Agencies will be unlikely to be “inclined to offer a last chance agreement if they can simply fire a probationary employee without cause,” Friedman said.
Upon termination, Erbe said, “the employee really has no rights to appeal because the termination takes place during probationary period.”
“Even if the manager changes the position’s duties, probationary employees have no recourse to challenge probationary terminations,” unless an exception applies to give the MSPB jurisdiction, he explained.
The MSPB would not have jurisdiction over probationary terminations, unless the employee claimed the termination was a form of marital status or partisan political discrimination, but “both of those are very rare,” he added.
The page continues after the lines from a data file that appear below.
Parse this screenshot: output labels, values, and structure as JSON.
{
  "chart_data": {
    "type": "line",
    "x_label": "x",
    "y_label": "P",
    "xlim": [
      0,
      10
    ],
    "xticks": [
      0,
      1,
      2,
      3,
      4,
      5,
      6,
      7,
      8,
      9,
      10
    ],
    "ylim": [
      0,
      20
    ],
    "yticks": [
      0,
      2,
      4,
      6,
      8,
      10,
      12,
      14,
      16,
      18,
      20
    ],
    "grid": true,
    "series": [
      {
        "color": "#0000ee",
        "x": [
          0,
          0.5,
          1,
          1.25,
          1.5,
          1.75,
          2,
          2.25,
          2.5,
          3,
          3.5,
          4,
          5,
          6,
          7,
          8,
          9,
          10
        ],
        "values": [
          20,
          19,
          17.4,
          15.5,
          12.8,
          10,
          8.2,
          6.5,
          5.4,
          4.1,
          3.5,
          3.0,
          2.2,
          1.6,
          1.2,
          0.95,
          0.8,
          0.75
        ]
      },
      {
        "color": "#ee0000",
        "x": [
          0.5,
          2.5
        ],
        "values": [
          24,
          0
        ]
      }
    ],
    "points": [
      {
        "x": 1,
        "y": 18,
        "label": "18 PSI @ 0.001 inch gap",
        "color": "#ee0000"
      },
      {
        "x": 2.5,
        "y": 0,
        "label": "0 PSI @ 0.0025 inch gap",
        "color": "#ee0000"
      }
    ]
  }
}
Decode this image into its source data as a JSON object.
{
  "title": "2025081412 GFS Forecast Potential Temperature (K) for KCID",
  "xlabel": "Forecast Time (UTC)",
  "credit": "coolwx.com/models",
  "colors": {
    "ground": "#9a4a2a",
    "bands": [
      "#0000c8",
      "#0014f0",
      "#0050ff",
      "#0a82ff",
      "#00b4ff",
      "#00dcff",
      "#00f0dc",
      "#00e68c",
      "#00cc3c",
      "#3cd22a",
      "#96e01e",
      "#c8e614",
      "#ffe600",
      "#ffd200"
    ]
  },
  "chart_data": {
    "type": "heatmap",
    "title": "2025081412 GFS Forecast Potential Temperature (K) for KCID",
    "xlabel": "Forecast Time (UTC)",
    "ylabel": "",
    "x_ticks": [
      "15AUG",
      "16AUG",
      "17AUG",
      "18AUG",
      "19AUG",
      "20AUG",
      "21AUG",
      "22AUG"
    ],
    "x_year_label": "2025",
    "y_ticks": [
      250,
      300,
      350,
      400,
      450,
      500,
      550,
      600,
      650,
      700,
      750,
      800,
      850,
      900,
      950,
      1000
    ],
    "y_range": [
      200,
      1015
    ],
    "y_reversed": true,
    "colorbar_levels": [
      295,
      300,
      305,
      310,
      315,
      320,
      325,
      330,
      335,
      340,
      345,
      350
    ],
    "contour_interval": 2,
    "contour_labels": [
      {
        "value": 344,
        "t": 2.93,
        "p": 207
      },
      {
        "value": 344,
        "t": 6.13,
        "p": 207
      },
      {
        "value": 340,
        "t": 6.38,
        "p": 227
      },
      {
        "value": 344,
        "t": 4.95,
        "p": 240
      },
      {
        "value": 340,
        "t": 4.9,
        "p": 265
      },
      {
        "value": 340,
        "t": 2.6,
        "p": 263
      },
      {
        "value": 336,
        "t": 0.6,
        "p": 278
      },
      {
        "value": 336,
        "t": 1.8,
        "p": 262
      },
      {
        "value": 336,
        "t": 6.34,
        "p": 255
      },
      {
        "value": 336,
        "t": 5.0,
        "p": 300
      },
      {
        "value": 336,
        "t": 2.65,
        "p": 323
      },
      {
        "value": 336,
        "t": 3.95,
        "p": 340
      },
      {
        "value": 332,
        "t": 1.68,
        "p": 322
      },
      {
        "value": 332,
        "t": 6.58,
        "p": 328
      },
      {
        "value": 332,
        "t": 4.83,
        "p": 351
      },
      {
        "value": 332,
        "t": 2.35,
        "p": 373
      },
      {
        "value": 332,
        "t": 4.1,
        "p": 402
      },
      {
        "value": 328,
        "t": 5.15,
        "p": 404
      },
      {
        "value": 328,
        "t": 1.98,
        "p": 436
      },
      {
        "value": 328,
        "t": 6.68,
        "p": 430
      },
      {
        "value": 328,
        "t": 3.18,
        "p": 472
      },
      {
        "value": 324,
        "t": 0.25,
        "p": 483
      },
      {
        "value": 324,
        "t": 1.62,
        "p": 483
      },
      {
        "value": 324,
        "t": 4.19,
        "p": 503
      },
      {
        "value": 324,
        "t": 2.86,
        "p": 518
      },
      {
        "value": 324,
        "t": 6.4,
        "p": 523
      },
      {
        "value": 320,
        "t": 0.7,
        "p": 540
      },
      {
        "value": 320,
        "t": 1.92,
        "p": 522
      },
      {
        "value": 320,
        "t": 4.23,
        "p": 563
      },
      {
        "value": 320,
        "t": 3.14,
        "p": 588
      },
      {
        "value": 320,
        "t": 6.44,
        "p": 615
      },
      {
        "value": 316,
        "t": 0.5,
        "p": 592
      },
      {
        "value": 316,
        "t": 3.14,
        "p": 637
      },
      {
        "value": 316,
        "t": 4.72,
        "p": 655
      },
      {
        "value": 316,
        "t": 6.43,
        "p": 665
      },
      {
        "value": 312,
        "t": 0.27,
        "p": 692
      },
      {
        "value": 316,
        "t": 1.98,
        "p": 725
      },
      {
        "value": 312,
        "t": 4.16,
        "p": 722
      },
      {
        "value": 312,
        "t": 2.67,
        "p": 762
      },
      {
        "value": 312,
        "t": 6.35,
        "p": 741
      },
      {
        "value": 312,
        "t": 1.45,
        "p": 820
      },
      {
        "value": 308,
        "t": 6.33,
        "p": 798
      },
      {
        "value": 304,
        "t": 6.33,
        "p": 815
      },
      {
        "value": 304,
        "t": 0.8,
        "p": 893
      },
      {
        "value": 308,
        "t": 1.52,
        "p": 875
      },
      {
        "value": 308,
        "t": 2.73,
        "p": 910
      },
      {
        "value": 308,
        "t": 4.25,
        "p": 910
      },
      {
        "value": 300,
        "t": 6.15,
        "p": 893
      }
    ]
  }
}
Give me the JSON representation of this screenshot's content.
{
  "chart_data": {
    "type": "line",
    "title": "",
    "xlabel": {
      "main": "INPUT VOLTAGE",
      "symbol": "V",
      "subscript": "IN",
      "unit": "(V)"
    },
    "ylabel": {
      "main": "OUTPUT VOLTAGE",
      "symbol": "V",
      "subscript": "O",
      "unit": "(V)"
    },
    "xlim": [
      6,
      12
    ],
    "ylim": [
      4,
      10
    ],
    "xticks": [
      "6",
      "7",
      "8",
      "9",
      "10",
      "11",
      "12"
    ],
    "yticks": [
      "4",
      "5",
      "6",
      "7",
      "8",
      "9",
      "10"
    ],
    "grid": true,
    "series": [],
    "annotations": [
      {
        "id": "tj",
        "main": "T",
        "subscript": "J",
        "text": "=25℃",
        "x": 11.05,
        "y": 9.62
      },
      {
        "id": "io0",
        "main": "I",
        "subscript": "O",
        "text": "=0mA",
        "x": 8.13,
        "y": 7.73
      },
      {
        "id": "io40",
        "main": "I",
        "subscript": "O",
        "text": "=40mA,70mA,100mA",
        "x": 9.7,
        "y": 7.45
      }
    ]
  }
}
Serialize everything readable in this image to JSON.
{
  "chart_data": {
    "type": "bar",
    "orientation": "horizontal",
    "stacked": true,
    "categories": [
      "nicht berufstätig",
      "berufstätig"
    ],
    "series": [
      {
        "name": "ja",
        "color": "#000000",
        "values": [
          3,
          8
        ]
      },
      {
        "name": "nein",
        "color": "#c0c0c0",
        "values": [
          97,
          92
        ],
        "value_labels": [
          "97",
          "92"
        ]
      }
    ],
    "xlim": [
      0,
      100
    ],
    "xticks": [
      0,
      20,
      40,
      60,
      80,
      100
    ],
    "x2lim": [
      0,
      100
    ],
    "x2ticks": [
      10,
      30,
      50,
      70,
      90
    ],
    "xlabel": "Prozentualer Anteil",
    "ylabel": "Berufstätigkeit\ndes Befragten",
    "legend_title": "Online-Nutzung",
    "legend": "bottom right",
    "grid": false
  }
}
“Managers should evaluate employees as fairly as possible, as this is the last step in the hiring process, meaning that it’s almost an extension of the interview.” But employees have the burden of showing managers that their probationary status should be converted tenured service, he noted.
For managers, the decision should rest on whether retaining or terminating the employee would promote the efficiency of the service, he explained.
If their performance does not sufficiently show the manager an ability to perform successfully, then the manager should terminate them, he added. “Once the person becomes an employee, chances of getting fired from a federal job are miniscule.”